Un «Verrou» sur le corps des femmes

Trois Tunisiennes. Trois récits de femmes qui ont connu le « tasfih », un sortilège qui prétend protéger de toute pénétration, désirée ou subie, avant le mariage. Les réalisatrices Leila Chaïbi et Hélène Poté parviennent à dire l’emprise d’une société sur le corps des femmes et à saisir le paradoxe de ce « verrou ». En partenariat avec Tënk.

Tënk & Mediapart

6 février 2021 à 16h43

Houda, Mabrouka et Faouzia sont des femmes d’âge et de conditions sociales très différents.
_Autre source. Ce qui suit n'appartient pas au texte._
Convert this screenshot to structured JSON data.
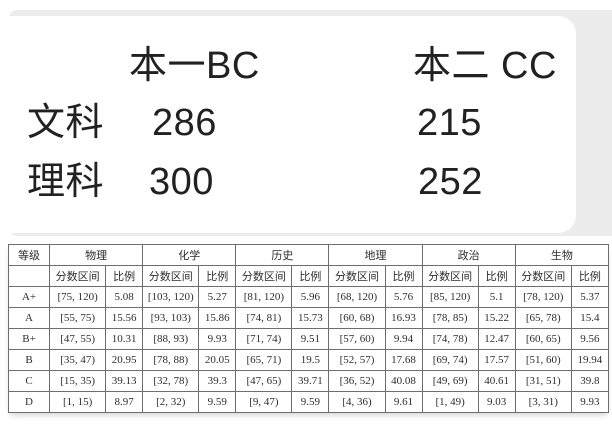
{
  "summary": {
    "headers": {
      "ben_yi": "本一BC",
      "ben_er": "本二 CC"
    },
    "rows": [
      {
        "label": "文科",
        "ben_yi": "286",
        "ben_er": "215"
      },
      {
        "label": "理科",
        "ben_yi": "300",
        "ben_er": "252"
      }
    ]
  },
  "table": {
    "grade_header": "等级",
    "interval_header": "分数区间",
    "ratio_header": "比例",
    "subjects": [
      "物理",
      "化学",
      "历史",
      "地理",
      "政治",
      "生物"
    ],
    "rows": [
      {
        "grade": "A+",
        "cells": [
          [
            "[75, 120)",
            "5.08"
          ],
          [
            "[103, 120)",
            "5.27"
          ],
          [
            "[81, 120)",
            "5.96"
          ],
          [
            "[68, 120)",
            "5.76"
          ],
          [
            "[85, 120)",
            "5.1"
          ],
          [
            "[78, 120)",
            "5.37"
          ]
        ]
      },
      {
        "grade": "A",
        "cells": [
          [
            "[55, 75)",
            "15.56"
          ],
          [
            "[93, 103)",
            "15.86"
          ],
          [
            "[74, 81)",
            "15.73"
          ],
          [
            "[60, 68)",
            "16.93"
          ],
          [
            "[78, 85)",
            "15.22"
          ],
          [
            "[65, 78)",
            "15.4"
          ]
        ]
      },
      {
        "grade": "B+",
        "cells": [
          [
            "[47, 55)",
            "10.31"
          ],
          [
            "[88, 93)",
            "9.93"
          ],
          [
            "[71, 74)",
            "9.51"
          ],
          [
            "[57, 60)",
            "9.94"
          ],
          [
            "[74, 78)",
            "12.47"
          ],
          [
            "[60, 65)",
            "9.56"
          ]
        ]
      },
      {
        "grade": "B",
        "cells": [
          [
            "[35, 47)",
            "20.95"
          ],
          [
            "[78, 88)",
            "20.05"
          ],
          [
            "[65, 71)",
            "19.5"
          ],
          [
            "[52, 57)",
            "17.68"
          ],
          [
            "[69, 74)",
            "17.57"
          ],
          [
            "[51, 60)",
            "19.94"
          ]
        ]
      },
      {
        "grade": "C",
        "cells": [
          [
            "[15, 35)",
            "39.13"
          ],
          [
            "[32, 78)",
            "39.3"
          ],
          [
            "[47, 65)",
            "39.71"
          ],
          [
            "[36, 52)",
            "40.08"
          ],
          [
            "[49, 69)",
            "40.61"
          ],
          [
            "[31, 51)",
            "39.8"
          ]
        ]
      },
      {
        "grade": "D",
        "cells": [
          [
            "[1, 15)",
            "8.97"
          ],
          [
            "[2, 32)",
            "9.59"
          ],
          [
            "[9, 47)",
            "9.59"
          ],
          [
            "[4, 36)",
            "9.61"
          ],
          [
            "[1, 49)",
            "9.03"
          ],
          [
            "[3, 31)",
            "9.93"
          ]
        ]
      }
    ]
  },
  "colors": {
    "panel_bg": "#ececec",
    "card_bg": "#ffffff",
    "text": "#212121",
    "table_border": "#6e6e6e"
  }
}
Mais toutes ont vécu le cérémonial du tasfih : enfants, elles ont été « fermées » puis, à la veille de leur nuit de noces, « ouvertes ».
Mais de quoi protège ce sortilège ? À écouter Houda, Mabrouka et Faouzia parler de leur corps, de la place des femmes dans l’intimité, la famille et la société tunisienne, on entend que, plus que l’injonction à arriver vierge au mariage, le tasfih apaise les mères face au risque d’agression de leur fille, préserve les femmes de l’emprise que les hommes pensent avoir sur leur corps.
Tiraillée entre tradition et désir d’émancipation, la femme ainsi « protégée » peut paradoxalement se sentir plus libre, notamment face à l’obscurantisme.
Il a fallu des années aux deux réalisatrices pour parvenir à tourner ce documentaire très sensible où chaque femme aborde la question de la liberté à son échelle, en fonction de son histoire. Et si les réalisatrices ont choisi d’intégrer quelques scènes de fiction dans leur film, ces moments soulignent délicatement le courage qu’il a fallu à Houda, Mabrouka et Faouzia, pour parler d’un tabou encore présent en Tunisie.